Pandangan Kabur Gegara Bekerja Depan Layar? Ketahui Gejala Computer Vision Syndrome dan Cara Mencegahnya

Kondisi ini semakin sering dialami oleh anak muda dan pekerja digital, terutama di era kerja hybrid dan kuliah daring.

Diterbitkan 15 Juli 2025, 17:00 WIB
Share
Copy Link
Batalkan

Liputan6.com, Jakarta Computer vision syndrome atau sindrom penglihatan komputer adalah masalah mata akibat terlalu lama menatap layar tanpa jeda.

Dokter spesialis mata di RS EMC Pekayon, Marjasa Dharmawan Dicky Newton, mengatakan bahwa setidaknya ada enam gejala terkait sindrom ini, yakni:

  1. Mata lelah dan kering.
  2. Pandangan kabur atau berbayang.
  3. Sakit kepala.
  4. Nyeri leher dan bahu.
  5. Mata terasa panas atau seperti berpasir.
  6. Sulit fokus setelah menatap layar lama.

“Kondisi ini semakin sering dialami oleh anak muda dan pekerja digital, terutama di era kerja hybrid dan kuliah daring,” kata Marjasa mengutip laman EMC, Selasa (15/7/2025).

Lebih lanjut dia menjelaskan, sindrom penglihatan komputer adalah kumpulan gejala yang muncul akibat penggunaan perangkat digital seperti ponsel, tablet, laptop dalam waktu lama tanpa istirahat yang cukup.

Sindrom penglihatan komputer bisa terjadi  akibat lebih jarang berkedip saat menatap layar. Normalnya, mata berkedip 15–20 kali/menit. Saat menatap layar, mata hanya berkedip 5–7 kali/menit).

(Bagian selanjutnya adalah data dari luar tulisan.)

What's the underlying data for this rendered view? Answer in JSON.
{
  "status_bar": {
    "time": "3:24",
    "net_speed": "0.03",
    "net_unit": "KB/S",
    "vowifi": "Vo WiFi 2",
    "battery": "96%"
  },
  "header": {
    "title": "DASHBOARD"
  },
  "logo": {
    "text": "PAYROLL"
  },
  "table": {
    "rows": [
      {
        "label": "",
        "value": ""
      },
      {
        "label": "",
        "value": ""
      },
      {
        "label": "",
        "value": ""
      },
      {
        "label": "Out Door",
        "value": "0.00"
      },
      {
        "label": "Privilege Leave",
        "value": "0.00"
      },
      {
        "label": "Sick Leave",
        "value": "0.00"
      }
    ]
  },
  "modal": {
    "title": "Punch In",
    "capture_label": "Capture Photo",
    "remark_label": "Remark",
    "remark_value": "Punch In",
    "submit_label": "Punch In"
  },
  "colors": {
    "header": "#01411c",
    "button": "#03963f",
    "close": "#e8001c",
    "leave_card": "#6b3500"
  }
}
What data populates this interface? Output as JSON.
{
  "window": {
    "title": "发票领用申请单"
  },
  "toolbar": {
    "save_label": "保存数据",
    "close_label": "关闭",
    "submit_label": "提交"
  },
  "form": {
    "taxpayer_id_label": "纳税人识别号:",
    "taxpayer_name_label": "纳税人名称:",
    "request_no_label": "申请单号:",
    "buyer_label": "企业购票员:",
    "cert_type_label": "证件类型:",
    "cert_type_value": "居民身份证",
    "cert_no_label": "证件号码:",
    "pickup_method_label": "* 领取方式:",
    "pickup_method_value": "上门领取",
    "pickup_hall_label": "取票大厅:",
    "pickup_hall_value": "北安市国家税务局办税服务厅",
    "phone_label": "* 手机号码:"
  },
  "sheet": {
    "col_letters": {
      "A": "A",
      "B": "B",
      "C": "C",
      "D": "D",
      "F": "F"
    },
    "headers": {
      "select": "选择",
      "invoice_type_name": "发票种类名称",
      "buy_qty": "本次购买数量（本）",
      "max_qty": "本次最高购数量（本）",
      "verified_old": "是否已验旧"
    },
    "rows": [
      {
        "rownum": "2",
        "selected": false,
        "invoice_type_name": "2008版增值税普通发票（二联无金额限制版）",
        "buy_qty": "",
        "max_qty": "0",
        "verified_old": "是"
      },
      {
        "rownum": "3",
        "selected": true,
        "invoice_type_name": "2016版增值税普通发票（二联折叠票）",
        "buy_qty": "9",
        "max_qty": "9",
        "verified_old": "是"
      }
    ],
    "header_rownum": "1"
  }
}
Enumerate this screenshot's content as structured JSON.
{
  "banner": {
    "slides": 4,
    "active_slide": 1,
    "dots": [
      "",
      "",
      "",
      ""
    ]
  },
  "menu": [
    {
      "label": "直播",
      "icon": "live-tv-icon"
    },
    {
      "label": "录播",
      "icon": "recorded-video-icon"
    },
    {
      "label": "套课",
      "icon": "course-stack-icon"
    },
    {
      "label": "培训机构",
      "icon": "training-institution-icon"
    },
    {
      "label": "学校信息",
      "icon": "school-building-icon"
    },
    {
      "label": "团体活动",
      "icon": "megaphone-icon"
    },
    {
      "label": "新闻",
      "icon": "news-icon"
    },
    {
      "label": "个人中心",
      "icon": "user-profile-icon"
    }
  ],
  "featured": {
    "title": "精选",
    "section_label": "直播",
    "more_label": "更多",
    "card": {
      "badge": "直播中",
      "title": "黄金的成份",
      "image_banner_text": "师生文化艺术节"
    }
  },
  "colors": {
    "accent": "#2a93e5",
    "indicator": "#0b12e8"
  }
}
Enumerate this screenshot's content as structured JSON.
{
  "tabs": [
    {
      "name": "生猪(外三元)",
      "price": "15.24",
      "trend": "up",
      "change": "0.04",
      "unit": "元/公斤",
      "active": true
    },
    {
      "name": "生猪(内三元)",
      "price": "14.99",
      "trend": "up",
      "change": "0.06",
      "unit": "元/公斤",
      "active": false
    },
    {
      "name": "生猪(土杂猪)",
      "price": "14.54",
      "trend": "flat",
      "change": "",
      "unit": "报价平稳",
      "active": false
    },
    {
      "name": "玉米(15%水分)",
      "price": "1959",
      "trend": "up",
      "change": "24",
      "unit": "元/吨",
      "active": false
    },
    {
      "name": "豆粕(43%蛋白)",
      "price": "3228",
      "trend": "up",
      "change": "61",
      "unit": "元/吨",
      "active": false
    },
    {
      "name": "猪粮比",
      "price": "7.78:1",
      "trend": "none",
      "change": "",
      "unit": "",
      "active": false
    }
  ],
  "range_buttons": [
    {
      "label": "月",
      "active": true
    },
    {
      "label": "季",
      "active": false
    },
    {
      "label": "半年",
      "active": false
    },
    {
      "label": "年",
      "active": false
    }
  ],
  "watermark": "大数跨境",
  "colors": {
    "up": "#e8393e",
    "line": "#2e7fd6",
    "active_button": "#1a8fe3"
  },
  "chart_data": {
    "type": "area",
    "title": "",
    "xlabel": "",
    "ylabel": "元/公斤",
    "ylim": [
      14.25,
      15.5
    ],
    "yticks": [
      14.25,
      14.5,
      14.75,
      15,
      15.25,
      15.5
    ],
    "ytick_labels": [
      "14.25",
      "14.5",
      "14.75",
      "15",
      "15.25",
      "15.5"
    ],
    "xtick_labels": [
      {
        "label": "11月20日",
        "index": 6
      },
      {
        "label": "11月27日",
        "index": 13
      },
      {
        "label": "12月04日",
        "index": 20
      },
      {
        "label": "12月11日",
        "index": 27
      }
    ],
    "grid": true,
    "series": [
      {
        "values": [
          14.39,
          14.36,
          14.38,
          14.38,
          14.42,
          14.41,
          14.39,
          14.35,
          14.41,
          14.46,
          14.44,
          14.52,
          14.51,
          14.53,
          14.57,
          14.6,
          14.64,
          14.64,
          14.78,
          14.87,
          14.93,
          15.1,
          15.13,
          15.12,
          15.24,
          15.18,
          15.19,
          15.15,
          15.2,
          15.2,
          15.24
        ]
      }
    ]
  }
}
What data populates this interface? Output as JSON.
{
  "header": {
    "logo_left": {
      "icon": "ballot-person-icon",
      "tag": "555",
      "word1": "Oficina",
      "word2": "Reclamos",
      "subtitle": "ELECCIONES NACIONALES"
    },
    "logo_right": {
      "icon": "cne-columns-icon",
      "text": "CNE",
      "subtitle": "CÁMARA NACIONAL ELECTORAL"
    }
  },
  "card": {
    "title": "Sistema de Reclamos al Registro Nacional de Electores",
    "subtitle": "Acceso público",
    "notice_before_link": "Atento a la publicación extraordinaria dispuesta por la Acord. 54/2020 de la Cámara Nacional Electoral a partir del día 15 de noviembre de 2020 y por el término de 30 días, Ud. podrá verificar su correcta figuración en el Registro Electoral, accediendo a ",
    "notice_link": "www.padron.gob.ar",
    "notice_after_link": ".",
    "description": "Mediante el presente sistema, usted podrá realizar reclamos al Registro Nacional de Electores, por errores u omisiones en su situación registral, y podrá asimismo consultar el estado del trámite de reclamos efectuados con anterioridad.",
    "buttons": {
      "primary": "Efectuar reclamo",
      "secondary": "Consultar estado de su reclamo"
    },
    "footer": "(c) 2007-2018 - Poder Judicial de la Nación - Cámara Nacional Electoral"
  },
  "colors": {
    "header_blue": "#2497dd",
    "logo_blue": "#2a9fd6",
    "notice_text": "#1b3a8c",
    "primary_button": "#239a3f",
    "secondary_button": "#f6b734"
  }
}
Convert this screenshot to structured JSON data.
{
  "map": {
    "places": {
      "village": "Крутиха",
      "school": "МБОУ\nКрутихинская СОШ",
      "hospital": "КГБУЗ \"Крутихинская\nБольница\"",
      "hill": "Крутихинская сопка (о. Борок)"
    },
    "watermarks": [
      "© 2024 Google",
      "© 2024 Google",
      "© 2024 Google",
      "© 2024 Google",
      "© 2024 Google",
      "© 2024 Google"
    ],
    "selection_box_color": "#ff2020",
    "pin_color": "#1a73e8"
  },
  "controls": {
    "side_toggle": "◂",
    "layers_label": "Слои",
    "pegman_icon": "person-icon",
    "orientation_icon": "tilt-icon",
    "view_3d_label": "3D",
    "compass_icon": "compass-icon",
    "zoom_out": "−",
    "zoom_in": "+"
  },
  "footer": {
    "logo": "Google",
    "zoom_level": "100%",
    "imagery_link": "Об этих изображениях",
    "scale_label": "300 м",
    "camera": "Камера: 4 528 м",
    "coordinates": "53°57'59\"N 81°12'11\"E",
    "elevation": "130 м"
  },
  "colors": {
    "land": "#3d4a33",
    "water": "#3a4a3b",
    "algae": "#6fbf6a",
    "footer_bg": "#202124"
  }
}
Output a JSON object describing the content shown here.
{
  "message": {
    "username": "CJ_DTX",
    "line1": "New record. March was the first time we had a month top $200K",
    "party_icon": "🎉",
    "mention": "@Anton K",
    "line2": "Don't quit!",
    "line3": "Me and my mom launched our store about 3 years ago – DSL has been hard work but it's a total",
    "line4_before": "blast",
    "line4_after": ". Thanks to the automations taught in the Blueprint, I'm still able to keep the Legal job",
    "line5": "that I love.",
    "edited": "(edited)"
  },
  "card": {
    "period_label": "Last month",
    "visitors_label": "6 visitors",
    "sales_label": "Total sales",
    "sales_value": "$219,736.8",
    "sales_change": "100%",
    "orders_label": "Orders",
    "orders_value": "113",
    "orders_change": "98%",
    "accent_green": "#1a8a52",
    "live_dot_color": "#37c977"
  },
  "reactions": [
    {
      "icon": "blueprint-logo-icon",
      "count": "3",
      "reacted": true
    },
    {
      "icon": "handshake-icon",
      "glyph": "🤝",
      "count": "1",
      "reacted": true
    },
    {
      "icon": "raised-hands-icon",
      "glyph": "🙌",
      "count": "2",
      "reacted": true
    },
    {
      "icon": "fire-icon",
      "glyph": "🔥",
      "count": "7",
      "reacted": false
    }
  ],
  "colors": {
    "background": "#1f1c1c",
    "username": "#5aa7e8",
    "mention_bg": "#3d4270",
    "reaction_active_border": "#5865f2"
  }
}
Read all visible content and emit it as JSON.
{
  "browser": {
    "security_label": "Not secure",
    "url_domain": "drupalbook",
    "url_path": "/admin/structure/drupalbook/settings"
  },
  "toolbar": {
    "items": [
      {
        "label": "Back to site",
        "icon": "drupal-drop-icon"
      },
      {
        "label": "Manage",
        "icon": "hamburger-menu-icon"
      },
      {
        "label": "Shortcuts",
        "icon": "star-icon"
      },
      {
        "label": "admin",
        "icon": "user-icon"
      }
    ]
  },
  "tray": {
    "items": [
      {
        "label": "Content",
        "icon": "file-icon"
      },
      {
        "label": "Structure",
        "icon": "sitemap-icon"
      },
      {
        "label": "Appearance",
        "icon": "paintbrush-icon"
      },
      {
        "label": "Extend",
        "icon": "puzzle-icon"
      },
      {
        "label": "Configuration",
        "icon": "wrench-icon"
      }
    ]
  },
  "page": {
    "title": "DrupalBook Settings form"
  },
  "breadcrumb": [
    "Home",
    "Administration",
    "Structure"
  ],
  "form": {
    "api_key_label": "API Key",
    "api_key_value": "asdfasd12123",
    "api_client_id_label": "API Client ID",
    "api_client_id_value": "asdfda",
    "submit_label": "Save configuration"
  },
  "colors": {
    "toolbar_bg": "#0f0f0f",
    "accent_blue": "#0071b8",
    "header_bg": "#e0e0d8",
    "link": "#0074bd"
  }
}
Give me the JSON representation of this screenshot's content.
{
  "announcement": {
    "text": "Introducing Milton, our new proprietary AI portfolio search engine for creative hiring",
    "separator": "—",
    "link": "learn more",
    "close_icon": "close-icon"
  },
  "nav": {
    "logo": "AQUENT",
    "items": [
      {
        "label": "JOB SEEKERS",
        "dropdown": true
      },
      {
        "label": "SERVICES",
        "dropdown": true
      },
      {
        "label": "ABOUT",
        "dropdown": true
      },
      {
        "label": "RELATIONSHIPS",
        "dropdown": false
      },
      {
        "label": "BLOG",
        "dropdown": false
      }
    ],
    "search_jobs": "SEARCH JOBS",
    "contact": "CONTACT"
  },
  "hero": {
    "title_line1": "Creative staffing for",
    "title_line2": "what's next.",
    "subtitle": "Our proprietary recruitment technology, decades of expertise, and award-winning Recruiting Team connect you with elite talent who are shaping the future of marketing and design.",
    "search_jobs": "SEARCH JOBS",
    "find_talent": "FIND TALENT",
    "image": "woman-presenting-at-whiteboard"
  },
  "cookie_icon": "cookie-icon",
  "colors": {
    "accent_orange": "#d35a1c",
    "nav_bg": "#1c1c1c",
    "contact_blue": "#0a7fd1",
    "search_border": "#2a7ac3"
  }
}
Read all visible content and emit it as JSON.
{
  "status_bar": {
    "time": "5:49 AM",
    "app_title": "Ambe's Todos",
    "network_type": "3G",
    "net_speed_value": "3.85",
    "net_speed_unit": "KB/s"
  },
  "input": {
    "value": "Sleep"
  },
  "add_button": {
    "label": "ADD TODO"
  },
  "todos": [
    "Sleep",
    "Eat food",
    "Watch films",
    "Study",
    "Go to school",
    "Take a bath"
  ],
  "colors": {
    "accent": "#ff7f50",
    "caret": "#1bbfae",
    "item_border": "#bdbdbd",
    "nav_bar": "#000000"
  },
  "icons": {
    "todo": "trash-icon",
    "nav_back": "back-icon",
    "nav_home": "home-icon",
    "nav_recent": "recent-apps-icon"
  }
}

Paparan cahaya biru (blue light) berlebihan, menatap layar terlalu dekat, tidak memerhatikan pencahayaan ruangan juga membuat mata bekerja lebih keras dari seharusnya.

 

Dampak Sindrom Penglihatan Komputer

Jika dibiarkan, sindrom penglihatan komputer bisa berdampak pada:

  • Menurunnya kualitas penglihatan secara bertahap.
  • Menurunnya produktivitas dan fokus belajar/kerja.
  • Meningkatnya risiko gangguan mata jangka panjang, seperti mata kering kronis atau bahkan kelelahan visual berlebih.

 

Bagaimana Cara Cegah Sindrom Penglihatan Komputer?

Guna mencegah sindrom penglihatan komputer, beberapa cara yang dapat dilakukan adalah:

Gunakan Aturan 20-20-20

Setiap 20 menit, alihkan pandangan sejauh 20 kaki (6 meter) selama 20 detik.

Berkediplah Lebih Sering

Sadari kebiasaan berkedip untuk menjaga kelembaban mata.

Atur Pencahayaan Layar dan Ruangan

Jangan terlalu terang atau terlalu gelap. Gunakan mode “night shift” atau “dark mode” jika perlu.

Posisi Layar yang Tepat

Posisikan layar sekitar 40–70 cm dari mata dan sedikit di bawah garis pandang.

Gunakan Air Mata Buatan

Jika mata terasa sangat kering, bisa gunakan tetes mata sesuai anjuran dokter.

Lakukan Pemeriksaan Mata Rutin

Terutama jika sering mengalami keluhan mata saat bekerja atau belajar.

 

Kapan Harus ke Dokter?

Segera periksa ke dokter jika mengalami:

  • Pandangan kabur yang berlangsung lebih dari beberapa hari.
  • Mata terasa nyeri, merah, atau seperti terbakar.
  • Sakit kepala yang disertai keluhan mata.
  • Mata mudah lelah meski sudah beristirahat.

Sindrom penglihatan komputer bukan penyakit serius, tapi bisa sangat mengganggu dan menurunkan kualitas hidup jika diabaikan. Anak muda harus mulai sadar bahwa mata adalah aset penting yang tak tergantikan.